On one of our many trips to Alaska to visit family, my husband and I had the opportunity to take the train to Fairbanks, learn about the Klondike Gold Rush, and try our hand at panning for gold.
|Gold flakes left from panning|
The Klondike Gold Rush was a migration of an estimated 100,000 prospectors to the Klondike region of the Yukon in northwestern Canada between 1896 and 1899. Gold was discovered on August 16, 1896. When the news reached Seattle and San Francisco the following year, it triggered a stampede of prospectors.

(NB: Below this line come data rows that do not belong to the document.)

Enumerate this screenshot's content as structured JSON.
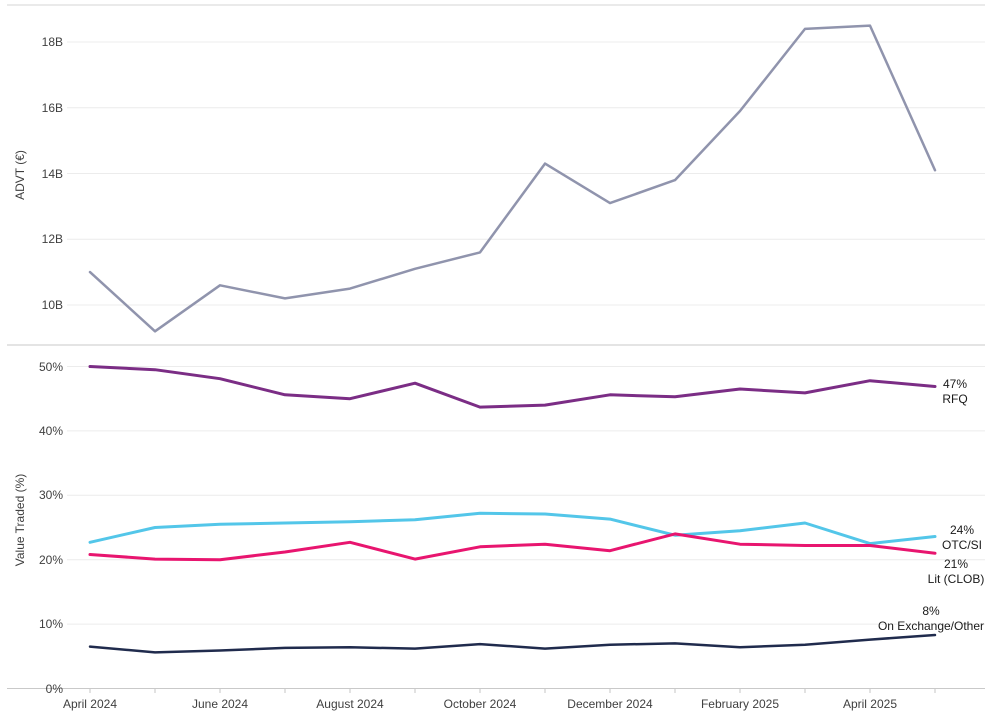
{
  "chart_data": [
    {
      "type": "line",
      "panel": "top",
      "title": "",
      "xlabel": "",
      "ylabel": "ADVT (€)",
      "grid": true,
      "legend_position": "none",
      "y_tick_labels": [
        "18B",
        "16B",
        "14B",
        "12B",
        "10B"
      ],
      "ylim": [
        8.7,
        19.1
      ],
      "x": [
        "Apr 2024",
        "May 2024",
        "Jun 2024",
        "Jul 2024",
        "Aug 2024",
        "Sep 2024",
        "Oct 2024",
        "Nov 2024",
        "Dec 2024",
        "Jan 2025",
        "Feb 2025",
        "Mar 2025",
        "Apr 2025",
        "May 2025"
      ],
      "x_tick_labels": [
        "April 2024",
        "June 2024",
        "August 2024",
        "October 2024",
        "December 2024",
        "February 2025",
        "April 2025"
      ],
      "series": [
        {
          "name": "ADVT",
          "color": "#9094ad",
          "values": [
            11.0,
            9.2,
            10.6,
            10.2,
            10.5,
            11.1,
            11.6,
            14.3,
            13.1,
            13.8,
            15.9,
            18.4,
            18.5,
            14.1
          ]
        }
      ]
    },
    {
      "type": "line",
      "panel": "bottom",
      "title": "",
      "xlabel": "",
      "ylabel": "Value Traded (%)",
      "grid": true,
      "legend_position": "right-end-labels",
      "y_tick_labels": [
        "50%",
        "40%",
        "30%",
        "20%",
        "10%",
        "0%"
      ],
      "ylim": [
        0,
        53.5
      ],
      "x": [
        "Apr 2024",
        "May 2024",
        "Jun 2024",
        "Jul 2024",
        "Aug 2024",
        "Sep 2024",
        "Oct 2024",
        "Nov 2024",
        "Dec 2024",
        "Jan 2025",
        "Feb 2025",
        "Mar 2025",
        "Apr 2025",
        "May 2025"
      ],
      "x_tick_labels": [
        "April 2024",
        "June 2024",
        "August 2024",
        "October 2024",
        "December 2024",
        "February 2025",
        "April 2025"
      ],
      "series": [
        {
          "name": "RFQ",
          "end_label": "47%",
          "color": "#7b2d85",
          "values": [
            50.0,
            49.5,
            48.1,
            45.6,
            45.0,
            47.4,
            43.7,
            44.0,
            45.6,
            45.3,
            46.5,
            45.9,
            47.8,
            46.9
          ]
        },
        {
          "name": "OTC/SI",
          "end_label": "24%",
          "color": "#53c6e9",
          "values": [
            22.7,
            25.0,
            25.5,
            25.7,
            25.9,
            26.2,
            27.2,
            27.1,
            26.3,
            23.8,
            24.5,
            25.7,
            22.5,
            23.6
          ]
        },
        {
          "name": "Lit (CLOB)",
          "end_label": "21%",
          "color": "#e8156f",
          "values": [
            20.8,
            20.1,
            20.0,
            21.2,
            22.7,
            20.1,
            22.0,
            22.4,
            21.4,
            24.0,
            22.4,
            22.2,
            22.2,
            21.0
          ]
        },
        {
          "name": "On Exchange/Other",
          "end_label": "8%",
          "color": "#202b4d",
          "values": [
            6.5,
            5.6,
            5.9,
            6.3,
            6.4,
            6.2,
            6.9,
            6.2,
            6.8,
            7.0,
            6.4,
            6.8,
            7.6,
            8.3
          ]
        }
      ]
    }
  ]
}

In order to prevent starvation, Canadian authorities required each prospector to have a year’s supply of food along with their panning equipment before they started through the ports of Dyea and Skagway in Southeast Alaska. They could then follow either the Chilkoot or White Pass Trails to the Yukon River and sail down to the Klondike. Since all their equipment weighted close to a ton, it had to be carried in stages. Often, because of the mountainous terrain and cold climate, those who persisted didn’t arrive until summer 1898.
Gold panning is supposedly a simple process. Once a suitable placer deposit is located, alluvial deposits are scooped into a flat pan, where they are then gently agitated forcing the gold flakes to sink to the bottom of the pan. The gold pan is now most commonly used to locate a richer paying area by sampling, so that larger production equipment can be brought into the locations to work the ground to recover the gold. Almost all gold mining today is performed with modern heavy equipment.
However, panning is not as simple as you might think. Once you have the silty material in your pan with the water included, you must get the heavy gold particles to settle to the bottom of the pan by vigorously shaking the sediment-water mixture, then reducing the residue in the pan by gently washing off the top layers of material.
|Heading up the Chilkoot Pass|
Paige, my daughter-in-law, and I found that there is much more to this process than meets the eye. The process of settling the gold to the bottom, holding the pan at the correct angle, and washing away the sedimentary top materials is not as easy as it looks. Luckily for me, a young man who was a tour guide at the dig, showed us how to do it. Actually, he took the pan from my inept hands and helped me get to the gold.
Collectively, my husband, my son, Paige and I panned about $35.00, but decided to put all the flakes into a pendant which we gave to Paige. Yes, we had to buy the pendant. See how easily tourists are easily hoodwinked into parting with their hard-earned cash?
Now, every time I read a novel about early settlers panning for gold, I think to myself—good luck with that!